NREL's photovoltaics efforts are extensive, activities within the Chemistry and Nanoscience Center are funded by the Department of Energy's Office of Basic Energy Science and Office of Energy Efficiency and Renewable Energy.
Specific areas of active research include:
We develop and apply new absorber, contact, and barrier materials to advance the device performance and lifetime of organic solar cells. We have had an ongoing focus on developing new contact materials and device architectures. We continue to develop new electron/hole contact layers for increased lifetime and device performance, and tools for the intelligent design and synthesis of new absorber/donor materials. And we have developed a combinatorial degradation system that allows us to measure lifetime of thin-film devices under light, at different substrate temperatures, with or without filters or under different duty cycles. Learn more about NREL's research on organic PV.

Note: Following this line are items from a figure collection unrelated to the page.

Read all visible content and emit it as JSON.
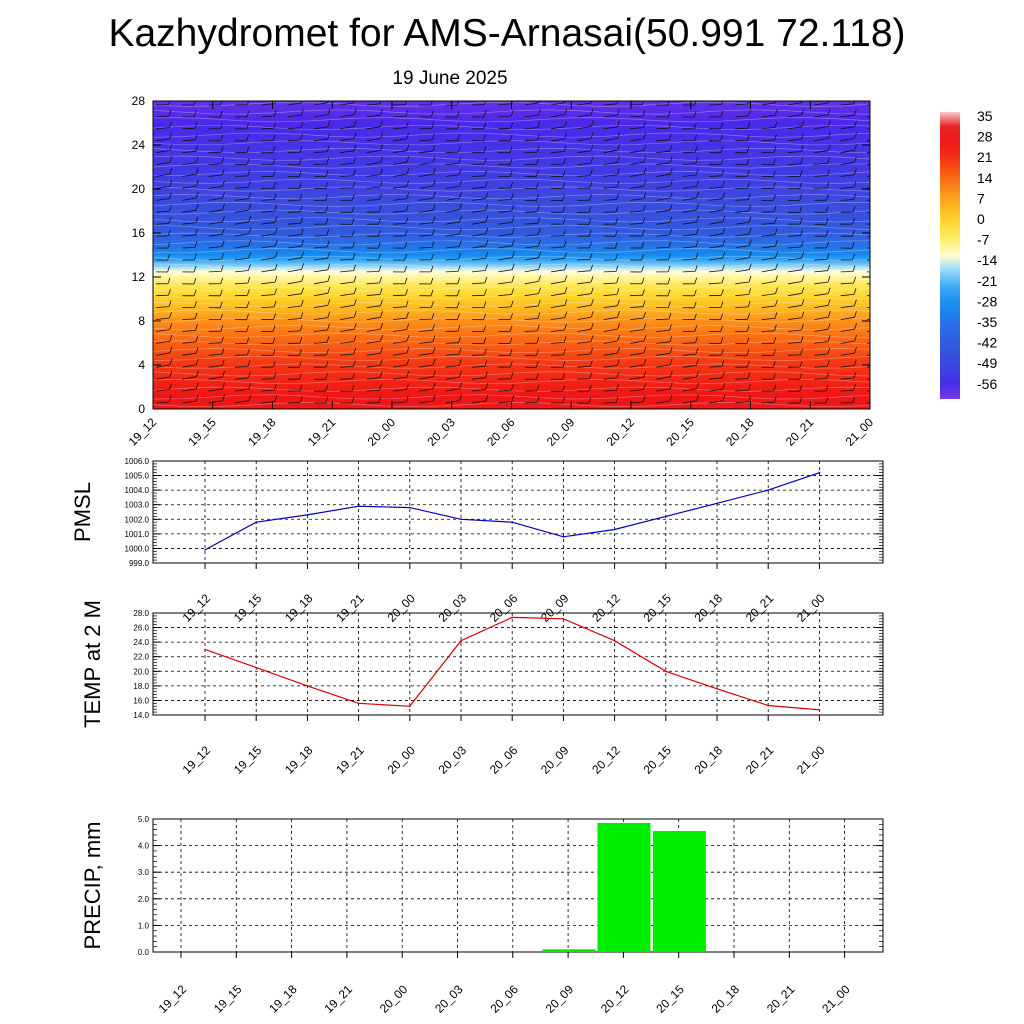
{
  "page": {
    "title": "Kazhydromet for AMS-Arnasai(50.991 72.118)",
    "subtitle": "19 June 2025"
  },
  "time_labels": [
    "19_12",
    "19_15",
    "19_18",
    "19_21",
    "20_00",
    "20_03",
    "20_06",
    "20_09",
    "20_12",
    "20_15",
    "20_18",
    "20_21",
    "21_00"
  ],
  "colors": {
    "pmsl_line": "#0000cc",
    "temp_line": "#dd0000",
    "precip_bar": "#00ee00",
    "grid": "#000000"
  },
  "chart_data": [
    {
      "type": "heatmap",
      "description_key": "altitude-time temperature cross-section with wind barbs",
      "y_ticks": [
        0,
        4,
        8,
        12,
        16,
        20,
        24,
        28
      ],
      "ylim": [
        0,
        28
      ],
      "colorbar": {
        "labels": [
          "35",
          "28",
          "21",
          "14",
          "7",
          "0",
          "-7",
          "-14",
          "-21",
          "-28",
          "-35",
          "-42",
          "-49",
          "-56"
        ],
        "range": [
          -60,
          37
        ]
      },
      "profile": [
        {
          "z": 0,
          "value": 28
        },
        {
          "z": 4,
          "value": 21
        },
        {
          "z": 8,
          "value": 10
        },
        {
          "z": 11,
          "value": -3
        },
        {
          "z": 12.5,
          "value": -12
        },
        {
          "z": 14,
          "value": -28
        },
        {
          "z": 16,
          "value": -42
        },
        {
          "z": 20,
          "value": -50
        },
        {
          "z": 24,
          "value": -54
        },
        {
          "z": 28,
          "value": -58
        }
      ]
    },
    {
      "type": "line",
      "ylabel": "PMSL",
      "ylim": [
        999.0,
        1006.0
      ],
      "y_ticks": [
        "999.0",
        "1000.0",
        "1001.0",
        "1002.0",
        "1003.0",
        "1004.0",
        "1005.0",
        "1006.0"
      ],
      "series": [
        {
          "values": [
            999.9,
            1001.8,
            1002.3,
            1002.9,
            1002.8,
            1002.0,
            1001.8,
            1000.8,
            1001.3,
            1002.2,
            1003.1,
            1004.0,
            1005.2
          ]
        }
      ]
    },
    {
      "type": "line",
      "ylabel": "TEMP at 2 M",
      "ylim": [
        14.0,
        28.0
      ],
      "y_ticks": [
        "14.0",
        "16.0",
        "18.0",
        "20.0",
        "22.0",
        "24.0",
        "26.0",
        "28.0"
      ],
      "series": [
        {
          "values": [
            23.0,
            20.5,
            18.0,
            15.6,
            15.2,
            24.2,
            27.4,
            27.2,
            24.2,
            20.0,
            17.6,
            15.3,
            14.7
          ]
        }
      ]
    },
    {
      "type": "bar",
      "ylabel": "PRECIP, mm",
      "ylim": [
        0.0,
        5.0
      ],
      "y_ticks": [
        "0.0",
        "1.0",
        "2.0",
        "3.0",
        "4.0",
        "5.0"
      ],
      "series": [
        {
          "values": [
            0,
            0,
            0,
            0,
            0,
            0,
            0,
            0.1,
            4.85,
            4.55,
            0,
            0,
            0
          ]
        }
      ]
    }
  ]
}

We are seeking to make perovskite solar cells a viable technology by focusing on its efficiency, stability, and scaling. Our research is currently focused in several areas, including 1) ultrahigh-efficiency and low-cost polycrystalline halide perovskite thin-film solar cells; 2) electronic energy level alignment at the carbon nanotube/organic metal halide perovskite interface; and 3) stable perovskite solar cells via chemical vapor deposition. Learn more about NREL's research on perovskite solar cells.
Quantum Dot Solar Cells
Center for Advanced Solar Photophysics
Quantum Dot Solar Cells are researched in the Center for Advanced Solar Photophysics (CASP). The CASP effort at NREL has focused on advanced concepts for next-generation PV devices based on multiple exciton generation (MEG) or carrier multiplication, Auger upconversion, as well as multijunction PV and solar luminescent concentrator devices.
CASP focuses on new technology that can surpass the efficiency of current systems. Many of these processes involve the unique photophysics found in quantum-confined colloidal nanocrystals. Thus, efforts also focus on understanding nanocrystal surfaces, transport in quantum dot (QD) arrays, and optoelectronic properties of materials.
MEG is a process similar to impact ionization, where one photon can generate multiple excitons or charge carriers in a material. The photon must have sufficient energy (generally more than twice the bandgap energy) and upon absorption, it creates multiple electrons and holes—which thereby increase the amount of current that the PV device produces compared to conventional solar cells. Colloidal QDs of PbSe were used in the first measurements and devices displaying this effect. Current efforts are aimed at exploiting the dimensionality, surfaces, and interfaces in nanomaterials to further increase the efficiency of the process.
MEG enables devices with power conversion efficiency of 44% compared to conventional photovoltaics where the efficiency is limited to 32% (the Shockley-Queisser limit).
Multijunction photovoltaics effectively split the solar spectrum to enable multiple absorber layers that can convert different parts of the spectrum more efficiently. Within CASP, QDs with tunable bandgap energy offer a unique platform to pair different absorber materials. PbS and PbSe have bandgap energies tunable across the 0.4- to 1.5-eV range and have been combined with solution-processed CdTe in two-terminal tandem configuration.
The Chemistry and Nanoscience Center is part of the Materials and Chemical Science and Technology directorate, led by Associate Laboratory Director Bill Tumas.